On the way home through the streets of Hallowell Bay, a blur of motion made me jump, but it was the hot dog squirrel, dragging an entire pretzel twice his size across the sidewalk like he’d just pulled off the heist of the century.
Bianca muttered, “Still less creepy than Etan.”
I didn’t look back. Not until we were almost home.
* * *
By the time we made it back to my house, the sun had started sinking, throwing long gold stripes across the walls. Every one of them caught on a reflective surface, the hallway mirror, the glass on a framed photo, the microwave door and made my skin crawl.
Mom was in the kitchen when we came in, wiping her hands on a dish towel.
The faint smell of dish soap and toast hung in the air, too normal for how the night had gone.
Her eyes flicked from me to Bianca lugging the flamingo mirror wrapped in her hoodie, to Nate trailing behind us like he’d just crawled out of a wind tunnel.
“Everything okay?” she asked.
“Yes,” I said.
“No,” Bianca said at the same time.
“Yes,” Nate added, which made Mom’s eyebrows climb.
Bianca recovered first. “We, uh, helped Jess with a school project. Involving historical reenactment. And props.”
“Very fragile props,” I added, patting the hoodie.
Mom stared at us for a long moment, then sighed. “Fine. But if that’s a real flamingo under there, it’s not staying in the living room.”
“We’ll keep it upstairs,” I promised. “We’re all crashing here tonight. Too much reenacting. Bianca can barely stand up.”
Mom’s eyes narrowed, but she must’ve decided she didn’t want the details. “Fine. Guest room’s made up. Keep the noise down. And keep the flamingo out of sight.”
“Got it,” I said quickly, steering everyone toward the stairs before she could change her mind.
Bianca followed close behind, carrying the flamingo mirror like it was a live grenade. Nate brought up the rear, his eyes flicking warily to every reflective surface we passed. Raven flew ahead, hopping from shelf to shelf, peering into each mirror as if daring something to try.
“We’ll take shifts, one can watch, two can sleep. Nate, you’re on snack duty.”
We set the mirror in the far corner of my room, still wrapped in the same quilt. Bianca planted herself in front of it like a guard dog. Nate dropped onto the end of my bed, giving a mock salute. “Snack duty. Got it.”
Nate was still holding my hand like I might vanish if he let go. “So, no more magic experiments on me?” he asked, half-smiling.

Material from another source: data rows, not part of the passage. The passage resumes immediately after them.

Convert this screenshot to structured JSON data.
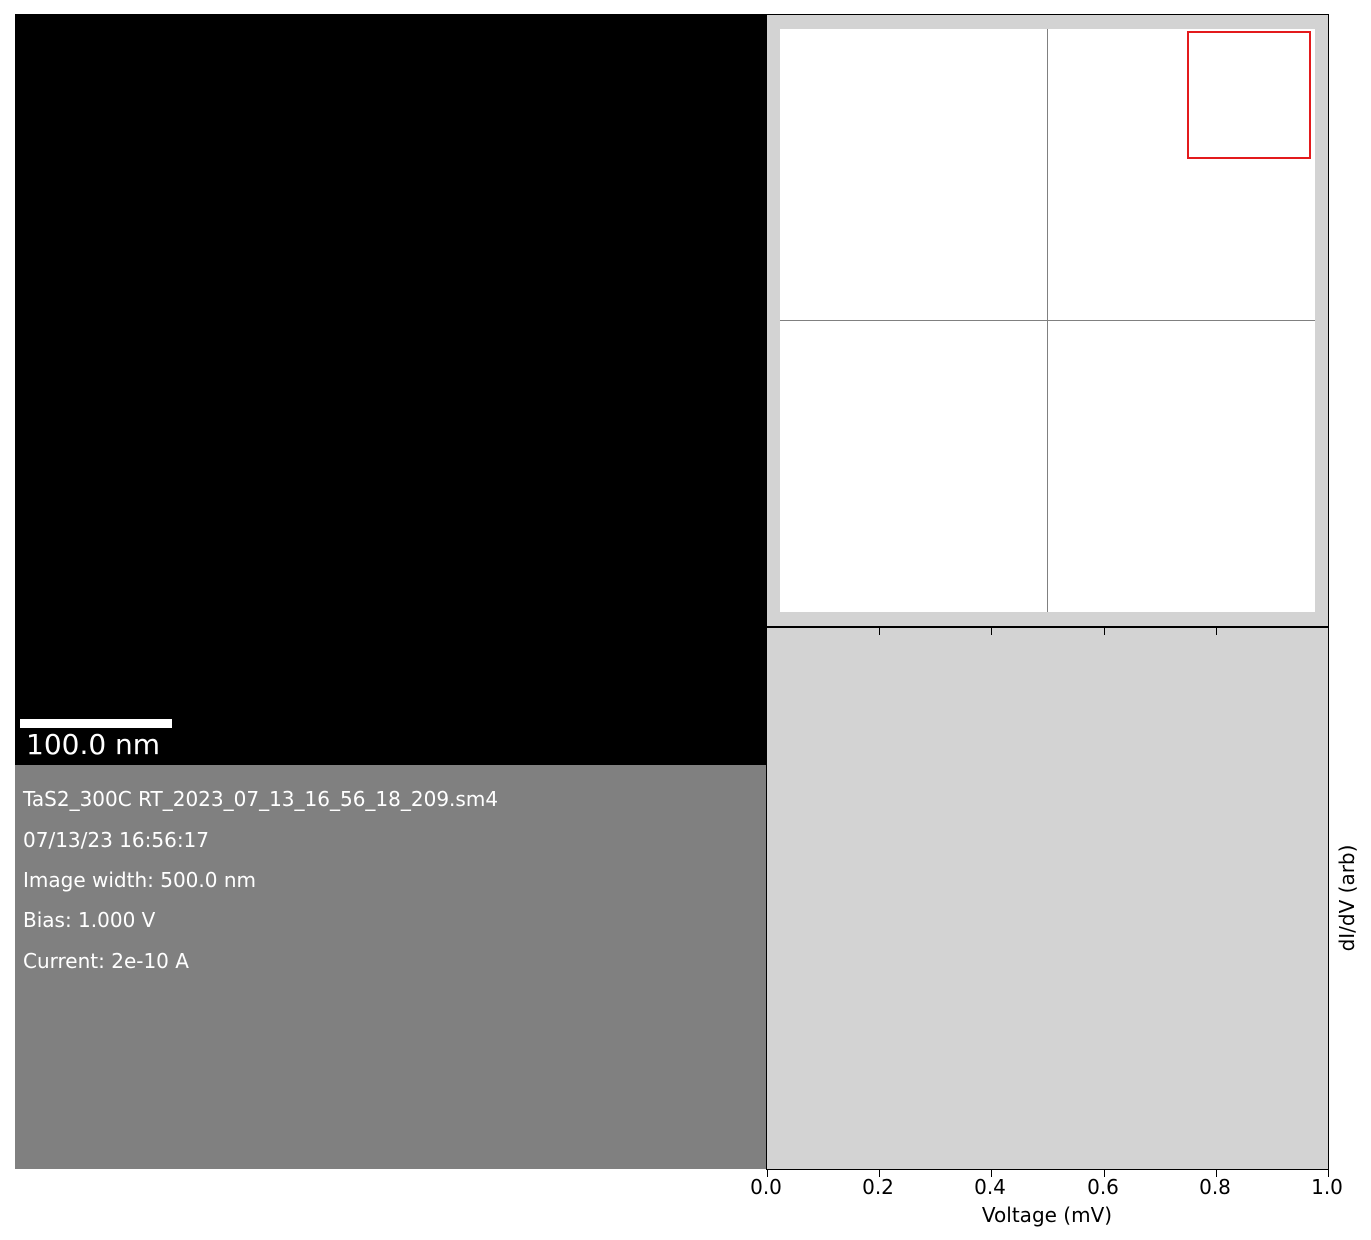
{
  "image": {
    "scalebar_label": "100.0 nm"
  },
  "info": {
    "lines": [
      "TaS2_300C RT_2023_07_13_16_56_18_209.sm4",
      "07/13/23 16:56:17",
      "Image width: 500.0 nm",
      "Bias: 1.000 V",
      "Current: 2e-10 A"
    ]
  },
  "navigator": {
    "roi_color": "#e31a1c",
    "background_color": "#d3d3d3"
  },
  "chart_data": {
    "type": "line",
    "xlabel": "Voltage (mV)",
    "ylabel": "dI/dV (arb)",
    "xlim": [
      0.0,
      1.0
    ],
    "x_ticks": [
      "0.0",
      "0.2",
      "0.4",
      "0.6",
      "0.8",
      "1.0"
    ],
    "series": []
  }
}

Heat crept up my neck. “I guess I should probably stop trying to hex you into liking me. Turns out it’s easier just being myself.”
“You think?” he teased.
Bianca snorted from across the room. “Wow, personal growth and a happy ending. My readers are gonna eat this up.”
I groaned. “You’re not still blogging about me.”
She grinned, holding up her phone. “Too late. Working title: The Girl Who Learned Love Isn’t a Spell.”
“Delete it,” I said.
“Never,” she replied. “It’s my most wholesome content yet. Don’t ruin this for me.”
Nate gave my hand a squeeze. “If it’s any consolation, I liked you even without the magic.”
He kissed my temple and disappeared downstairs for snacks.
* * *
Bianca stayed awake with me for the first watch, but every time I closed my eyes, I saw the mirror storm, light and glass tearing around me and felt the way the spell had burned in my chest.
For months, I’d been afraid of what my magic could do. Afraid it would break things, hurt people.
And it had hurt people. But this time, it had brought someone home.
My hands still ached, the last traces of the sigils Raven had inked there fading to pale shadows. I traced them anyway, the ghost of the magic humming under my fingertips, and for the first time I didn’t flinch.
Maybe I could trust this part of myself after all.